My 5 high conviction holdings in the Long Term GARP model

Author: Yale Bock, Y H & C Investments

Covestor model: Long Term GARP

Disclosure: Long all stocks named

First, it is nice to begin the Long Term GARP Portfolio on Covestor after having success at Wealthfront, only to be disappointed by them changing to a new business model. Still, I believe the Long Term GARP portfolio did very well for investors for the last few years and see no reason why that would not be the case on Covestor, and we appreciate the opportunity they have provided.

The Covestor portfolio is essentially the same as the Wealthfront portfolio, with almost 85% of the market value held in 5 holdings: Liberty Interactive, Intuit, Direct TV, Quest Diagnostics, and Starbucks.

Quest Diagnostics and Starbucks reported earnings last week, and the portfolio has other holdings which will report in the following few weeks, including IAC Interactive, Liberty Interactive and Liberty Media, Moneygram, VCA Antech, and British Petroleum. The following are summaries of why the 85% of the portfolio assets are held in the top five holdings.
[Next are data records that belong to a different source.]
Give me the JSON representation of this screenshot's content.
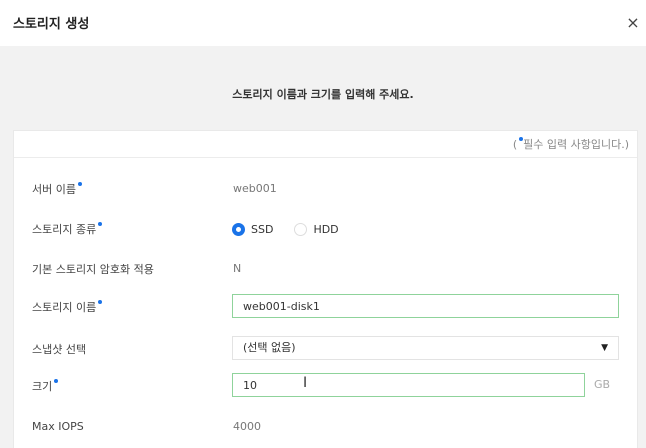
{
  "dialog": {
    "title": "스토리지 생성",
    "close_glyph": "×",
    "subtitle": "스토리지 이름과 크기를 입력해 주세요.",
    "required_note_prefix": "(",
    "required_note_text": "필수 입력 사항입니다.)"
  },
  "fields": {
    "server_name": {
      "label": "서버 이름",
      "value": "web001"
    },
    "storage_type": {
      "label": "스토리지 종류",
      "options": [
        {
          "label": "SSD",
          "checked": true
        },
        {
          "label": "HDD",
          "checked": false
        }
      ]
    },
    "encryption": {
      "label": "기본 스토리지 암호화 적용",
      "value": "N"
    },
    "storage_name": {
      "label": "스토리지 이름",
      "value": "web001-disk1"
    },
    "snapshot": {
      "label": "스냅샷 선택",
      "selected": "(선택 없음)",
      "arrow_glyph": "▼"
    },
    "size": {
      "label": "크기",
      "value": "10",
      "unit": "GB"
    },
    "max_iops": {
      "label": "Max IOPS",
      "value": "4000"
    }
  },
  "colors": {
    "accent": "#1a73e8",
    "input_border": "#8fd39b"
  },
  "icons": {
    "close": "close-icon",
    "dropdown": "chevron-down-icon",
    "cursor": "text-cursor-icon"
  }
}
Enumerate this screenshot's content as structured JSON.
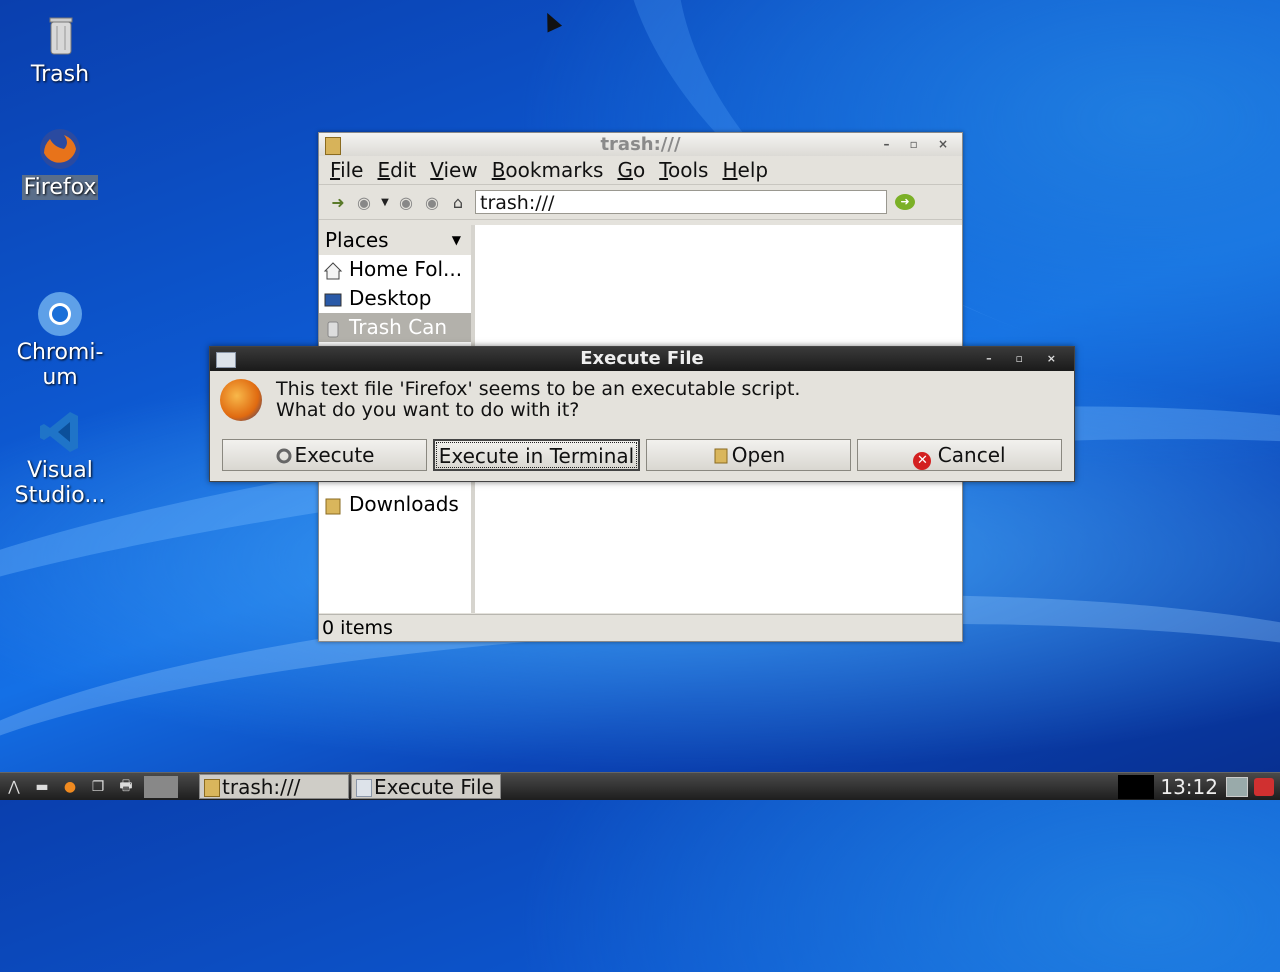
{
  "desktop": {
    "icons": [
      {
        "label": "Trash"
      },
      {
        "label": "Firefox"
      },
      {
        "label": "Chromi-\num"
      },
      {
        "label": "Visual\nStudio..."
      }
    ]
  },
  "file_manager": {
    "title": "trash:///",
    "menu": [
      "File",
      "Edit",
      "View",
      "Bookmarks",
      "Go",
      "Tools",
      "Help"
    ],
    "address": "trash:///",
    "sidebar_header": "Places",
    "sidebar_items": [
      "Home Fol...",
      "Desktop",
      "Trash Can",
      "Downloads"
    ],
    "status": "0 items"
  },
  "dialog": {
    "title": "Execute File",
    "message_line1": "This text file 'Firefox' seems to be an executable script.",
    "message_line2": "What do you want to do with it?",
    "buttons": [
      "Execute",
      "Execute in Terminal",
      "Open",
      "Cancel"
    ]
  },
  "taskbar": {
    "tasks": [
      "trash:///",
      "Execute File"
    ],
    "clock": "13:12"
  }
}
Reasons for Owning the Portfolio Holdings

1. Liberty Interactive (LINTA) – Owner of QVC, Provide Commerce, Bodybuilding.com, Evite.com, Gifts.com, 40% of Lockerz.com, 34% of Home Shopping Network, 26% of Expedia.com, 26% of TripAdvisor.com, 30% of Interval Leisure Group, and 25% of Lending Tree.

Lots of great assets here. The company generates approximately $1.5 billion per year of EBITDA, and its debt is at low rates, with some of it maturing in 2029 and 2030. The business is not capital intensive and generates a great deal of free cash flow. Management has indicated over the next 3 years it will have about 5 billion dollars of cash to find places to allocate, either through buying back shares, buying other companies, or adding to existing ownership positions. (Source: Liberty Interactive Presentation-slide 17, Liberty InvestorDay, 11/17/2011)

One never knows what John Malone and Greg Maffei are going to do, but I do believe they are trying as hard as they can to increase shareholder value.

2. Direct TV (DTV) – The largest satellite television provider in the United States and South America, the company has 20 million subscribers in the U.S. and 10 million in South America. South America is the growth market, as DTV is adding 1.5-2 million subscribers per year. The company generated $5 billion of operating cash flow last year and bought back over $5 billion of company stock as well. The balance sheet has manageable debt at 2.5 times EBITDA and it is financed at low interest rates. There is speculation DTV will institute a dividend in 2012, but we will see how that plays out. (Source: DTVinvestorrelations)

3. Quest Diagnostics (DGX) – Largest health care diagnostic testing company in the United States. The company’s most recent earnings release was better than expected. Quest will be hiring a new CEO in the next few months, and they acquired three companies in the last couple of years. The company generates over a billion dollars per year in cash and has a non capital intensive business which allows for management to search for acquisitions, make share repurchases, and raise the dividend. DGX recently increased their dividend by 70% in the last quarter.

4. Intuit (INTU) – Owner of Quickbooks, Turbotax, Mint.com, and GoPayment businesses, INTU generates over $1 billion per year in cash and almost all of it is free cash flow. The company is expanding its different businesses in different geographic regions, including the U.K., India, Canada, and Asia. The company instituted a 15 cents per quarter dividend in the 3rd quarter of 2011. The balance sheet is strong, with debt and cash of about one billion each. (Source: Intuit IR)

5. Starbucks (SBUX) – Largest coffee and tea company in the world, expanding the business into juice, as well as growing the presence in China. In the most recent earnings report, revenues were up 16% and net profit up 10% versus a year ago. The company just announced it is entering India as well The company pays a 17 per cent a share dividend each quarter, which was increased 30% in each of the last two years.